Hier, Anaïs Barbeau-Lavalette a été plongée en plein tourbillon médiatique. Son deuxième long métrage, Inch'Allah, présenté en primeur mondiale au TIFF, suscite la curiosité. À la projection réservée aux journalistes et aux membres de l'industrie, on ne comptait pratiquement aucun siège vide. Ici, tout le monde sait qu'Inch'Allah est produit par la société (micro_scope) qui compte notamment Incendies et Monsieur Lazhar dans son catalogue.

«Je n'avais pas mesuré à quel point ce serait vertigineux!» lance spontanément l'auteure cinéaste quand on lui demande sa première impression. C'est gros. Lors de la première, j'ai eu le sentiment que j'étais en train de fermer un chapitre, non seulement par rapport au film, mais aussi après des années de liens étroits avec un pays. À force de le travailler, j'avais oublié à quel point ce film était chargé sur le plan émotif. Ça me fait du bien que des gens le voient enfin, de ne plus être toute seule avec lui.»

Anaïs Barbeau-Lavalette, qui s'est fait remarquer avec son premier long métrage Le ring, s'est beaucoup projetée dans le personnage campé par Évelyne Brochu. Inch'Allah relate le parcours de Chloé, une obstétricienne québécoise qui accompagne les femmes enceintes dans une clinique de fortune d'un camp de réfugiés palestiniens, en Cisjordanie.

«J'ai fait mes premiers pas en territoire palestinien, il y a quelques années, pour y tourner un documentaire, explique la réalisatrice.

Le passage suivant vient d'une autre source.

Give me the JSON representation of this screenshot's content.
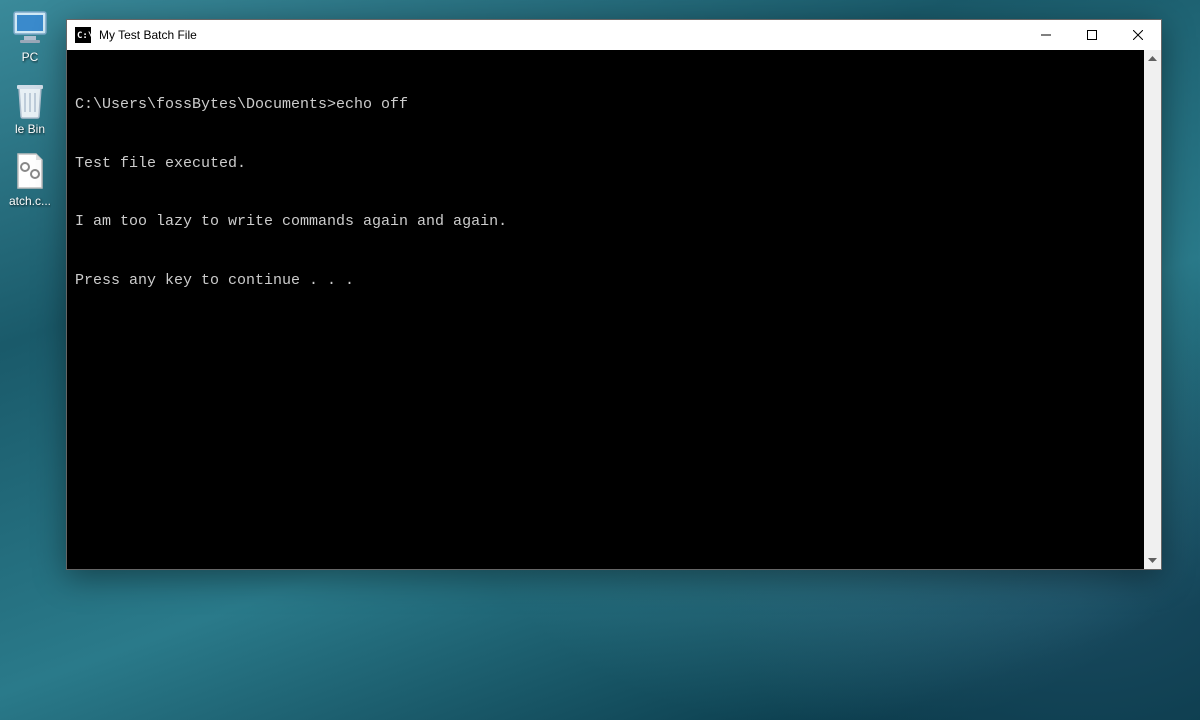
{
  "desktop": {
    "icons": [
      {
        "name": "pc",
        "label": "PC"
      },
      {
        "name": "recycle-bin",
        "label": "le Bin"
      },
      {
        "name": "batch-file",
        "label": "atch.c..."
      }
    ]
  },
  "window": {
    "title": "My Test Batch File",
    "terminal": {
      "lines": [
        "C:\\Users\\fossBytes\\Documents>echo off",
        "Test file executed.",
        "I am too lazy to write commands again and again.",
        "Press any key to continue . . ."
      ]
    }
  }
}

J'ai vu un enfant se faire tuer sous mes yeux. J'ai travaillé dans un camp de réfugiés; fait des ateliers de théâtre avec des enfants. Il y avait près de là une jeune femme qui, tragiquement, s'est avérée être la première femme palestinienne à se transformer en bombe humaine. Ces choses-là te marquent. Tu te demandes quoi faire avec ces émotions-là.»

Pour évoquer le bouleversement intérieur de son héroïne, Anaïs Barbeau-Lavalette a choisi d'emprunter une approche plus impressionniste que spectaculaire.

«Je n'avais pas envie de faire une exposition du conflit israélo-palestinien, dit-elle. Je souhaitais plutôt provoquer une rencontre intime entre le spectateur et cette guerre, d'où l'approche plus intérieure. Comme Chloé, on ne comprend pas tout ce qui se passe, mais on ressent les choses de façon sensorielle.

«Je sais, poursuit-elle, que ma proposition est déstabilisante. Le cinéma sert à cela aussi parfois. On souhaite évidemment montrer son film au plus grand nombre de spectateurs possible. Mais, à la rigueur, ce n'est pas important si les gens l'aiment ou ne l'aiment pas. S'il leur reste quand même quelque chose à la sortie, ou s'il y a des choses qui les interpellent d'une façon ou d'une autre, c'est déjà beaucoup.»

Il est encore difficile de mesurer l'accueil qu'obtient le film au TIFF. Sur le plan médiatique, les échos se font discrets. Quelques territoires auraient été ajoutés, au cours des dernières heures, à la dizaine que comptait déjà le film sur sa liste de distributeurs internationaux. Anaïs Barbeau-Lavalette a aujourd'hui hâte d'entendre les gens parler de son long métrage.

Inch'Allah prend l'affiche au Québec le 28 septembre.

Un drame puissant

Un fils sort de prison. Sans boulot, sans le sou, l'homme de 48 ans n'a d'autre choix que d'aller vivre un temps chez sa vieille mère, dont il ne supporte pas les habitudes, les petites manies, la sécheresse apparente. Mère et fils ne s'entendent pas. Et leurs conflits sont parfois d'une cruauté psychologique effrayante. La vieille dame se sait atteinte d'une maladie dont l'issue dramatique ne fait aucun doute. Elle décide d'aller finir ses jours dans une maison en Suisse, là où le suicide assisté est permis.

De cette histoire toute simple, Stéphane Brizé (Je ne suis pas là pour être aimé, Mademoiselle Chambon) tire Quelques heures de printemps, un drame puissant, dénué de toute trace de sentimentalisme. Hélène Vincent (La vie est un long fleuve tranquille) propose une composition extraordinaire. Face à elle, Vincent Lindon est à la hauteur. On en frissonne encore.